Now I see the sun


On arrive peu après 3 heures du matin. Au vestiaire, les rangées de cintres vides font comprendre dès l’entrée que la boîte sera déserte pour un certain temps encore. On erre une heure entre la mezzanine et la piste, dont les fumigènes tentent de masquer l’aspect dépeuplé. Enfin, j’adresse un signe à Pascal quand Michael K. monte aux platines. Dès lors, toutes les attentes déçues de la première partie de cette soirée galvaudée (la Black) sont instantanément comblées. On prend ce qu’il faut et dix minutes plus tard, débute un voyage musical délirant. Je suis entre le podium central et l’estrade du DJ et je ferme les yeux pour mieux me laisser porter par le son. Alors, derrière mes paupières, s’allume un double vortex graphique fait d’aplats de couleurs vives, brun, orange, rouge, vert, dans le style publicitaire du début des années 70. Séparées par des bordures noires, ces molles lames colorées convergent au centre de ma vision, telles des vagues dans lesquelles nager. J’ai une vision brève de la plage d’Ibiza et je suppose qu’à ce moment-là, je fais le mouvement de la brasse. Puis le son change et s’oriente vers des tons plus hivernaux. J’ouvre les yeux et le côté dérisoire de lieu, les déchets sur le sol de béton nu, les autres personnages qui s’agitent autour de moi me saisit. Alors, je revois la plage de Cala Lenya sous un ciel gris. Puis c’est comme si les cloisons disparaissaient, si la musique se taisait: le club cesse d’exister et je me retrouve seul, dansant dans l’air froid du dehors. Je vois la Pfingstweidstrasse, les barrières rouges et blanches, le grand chantier de la tour Coop. Cette rêverie prend fin quand résonnent une succession de sons nets et clairs; ils proviennent, je crois, de cloches tubulaires, en verre de couleur verdâtre, un verre très solide, qu’un musicien frappe fort. J’ouvre les yeux. Face à moi, sur le podium, une fille blonde s’accroche au pole métallique. Ses paupières tombantes me rappellent furtivement Josette, au temps où on l’appelait Chouchou. Me revient en mémoire cet après-midi maussade où nous étions allés, avec la Renault 16, à la cafétéria de la Placette de Monthey. Pour une raison mystérieuse, la couleur vert tilleul et la forme de cakes des éléments du décor étaient restées, dans ma mémoire, associées à son prénom…

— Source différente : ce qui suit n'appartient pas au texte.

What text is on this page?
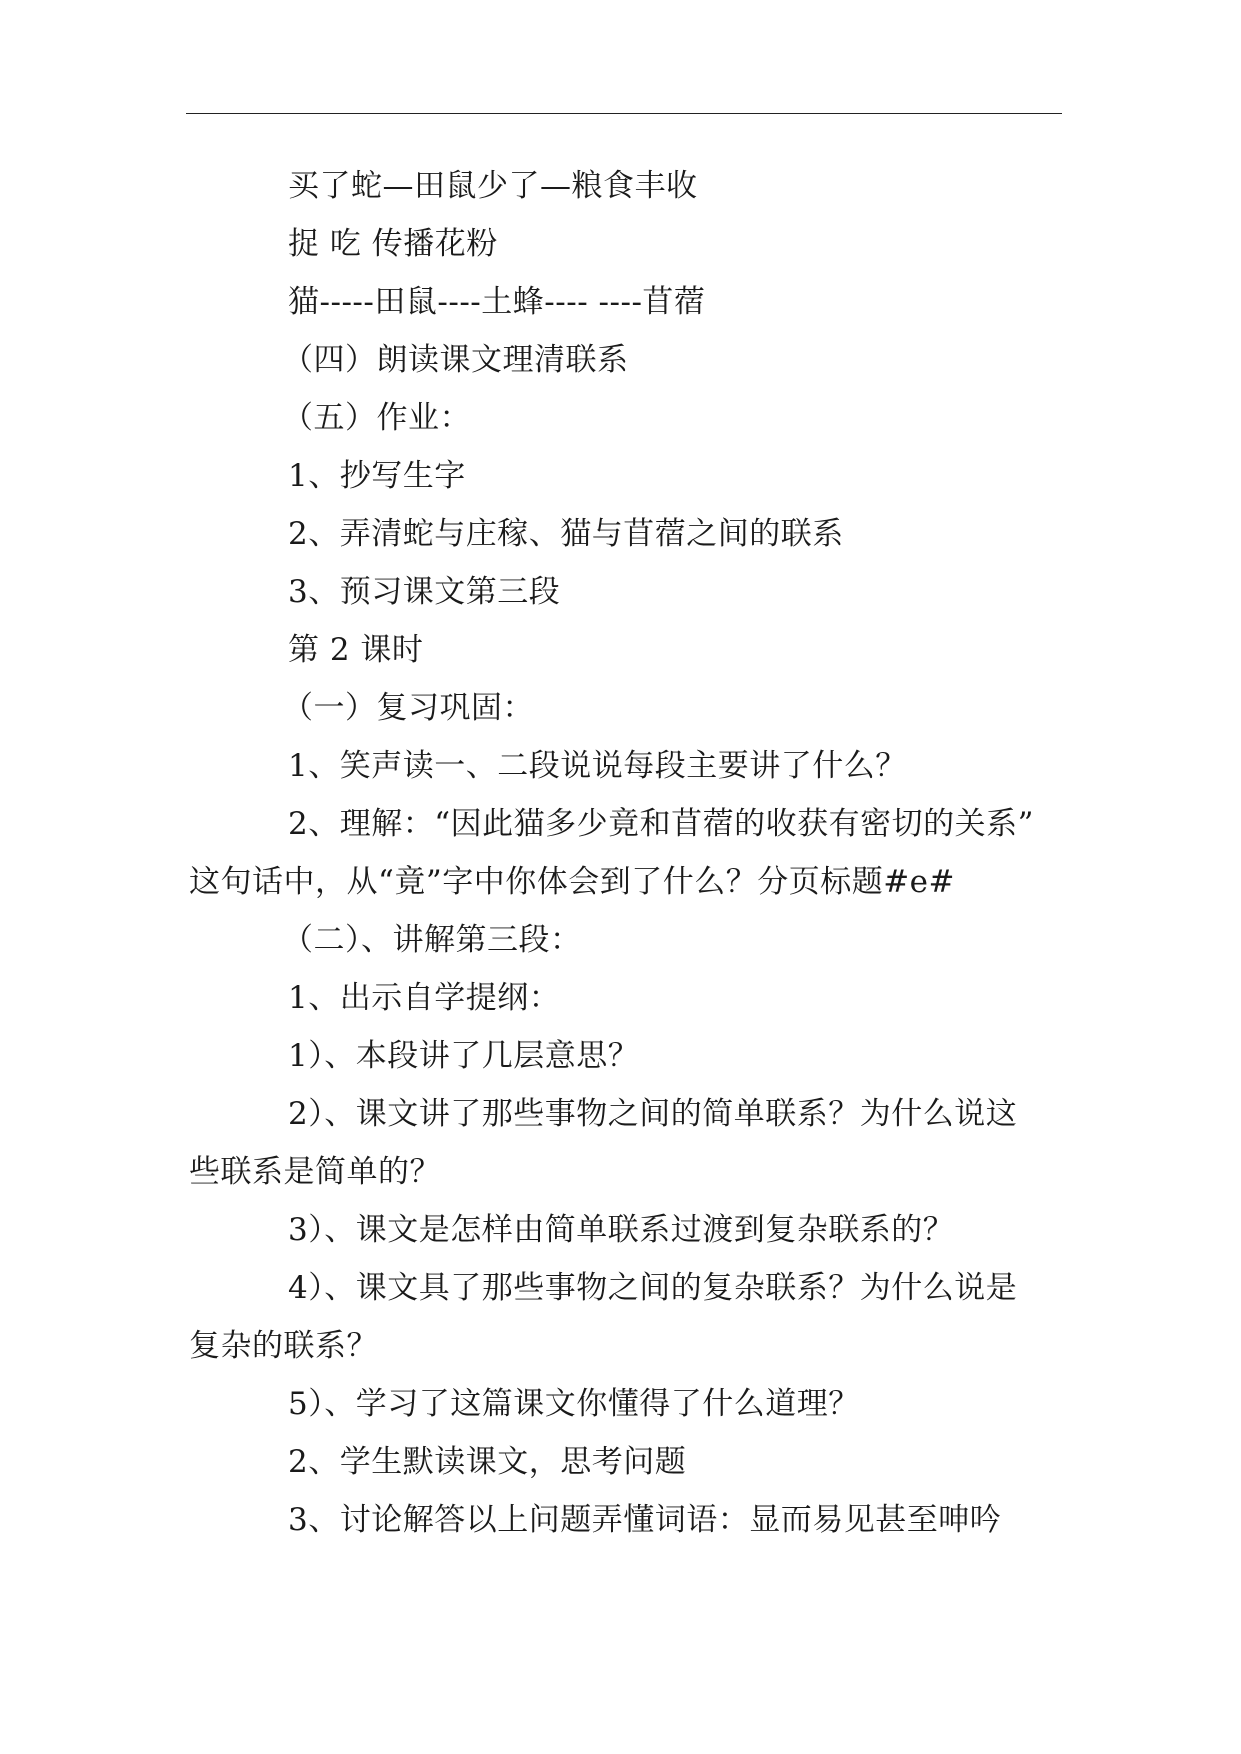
买了蛇—田鼠少了—粮食丰收
捉 吃 传播花粉
猫-----田鼠----土蜂---- ----苜蓿
（四）朗读课文理清联系
（五）作业：
1、抄写生字
2、弄清蛇与庄稼、猫与苜蓿之间的联系
3、预习课文第三段
第 2 课时
（一）复习巩固：
1、笑声读一、二段说说每段主要讲了什么？
2、理解：“因此猫多少竟和苜蓿的收获有密切的关系”
这句话中，从“竟”字中你体会到了什么？分页标题#e#
（二）、讲解第三段：
1、出示自学提纲：
1）、本段讲了几层意思？
2）、课文讲了那些事物之间的简单联系？为什么说这
些联系是简单的？
3）、课文是怎样由简单联系过渡到复杂联系的？
4）、课文具了那些事物之间的复杂联系？为什么说是
复杂的联系？
5）、学习了这篇课文你懂得了什么道理？
2、学生默读课文，思考问题
3、讨论解答以上问题弄懂词语：显而易见甚至呻吟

Plus tard, Mental-X reprend les platines dans son registre un peu plus trance. Alors il devient clair que pour les prochaines heures, la poursuite du voyage est assurée. Je me tiens sur les marches près du bar lorsqu’il lance un morceau d’une mélancolie absolue, qui me projette curieusement dans la plaine du Rhône, vers le Bouveret peut-être, en un lieu élevé d’où la vue porte sur la moitié du lac. Et ces sons me font penser aux tonalités du téléphone, au temps des communications imprécises, des sonneries enrouées ou étouffées, de la friture, des cliquetis, au temps des numéros à cinq ou six chiffres. Ils font comme des vagues qui s’éloignent, sur ce réseau, vers Lausanne, vers le Plateau, puis reviennent, modulés, avec une telle mélancolie que mes paupières s’épaississent brièvement de larmes. Et plus tard encore, alors que je suis redescendu sur la piste, mes oreilles distinguent, derrière un remix incroyable de Shout (Tears for fears — où la voix de Curt Smith, ralentie, isolée, flotte sur une nappe insaisissable), le moulinet musical de l’intro de See the sun (Matt Darey), ceci dans un mix absolument maîtrisé. Et voilà qu’à nouveau, ces sonorités me touchent profondément et que je sens mes paupières se gonfler. D’abord je cherche à comprendre, je me demande pourquoi ces larmes; puis je lâche prise, je laisse le champ libre à cette émotion, puisque c’est celle qui se présente, ce soir. Je fais attention que ça ne se voie pas, car je pense bien que ce n’est pas vraiment le lieu; mais je n’ai pas envie de résister, et donc je pleure vraiment, eh oui ; alors je baisse la tête, en continuant de danser. Mais Christophe, qui est en face de moi, s’aperçoit que je suis bouleversé. Il me prend le visage entre ses mains, mais je garde les yeux clos, il me demande si ça va, en réponse je forme un sourire factice, sans rouvrir les paupières, et je me laisser aller, je pleure encore, tout doucement, et c’est bon.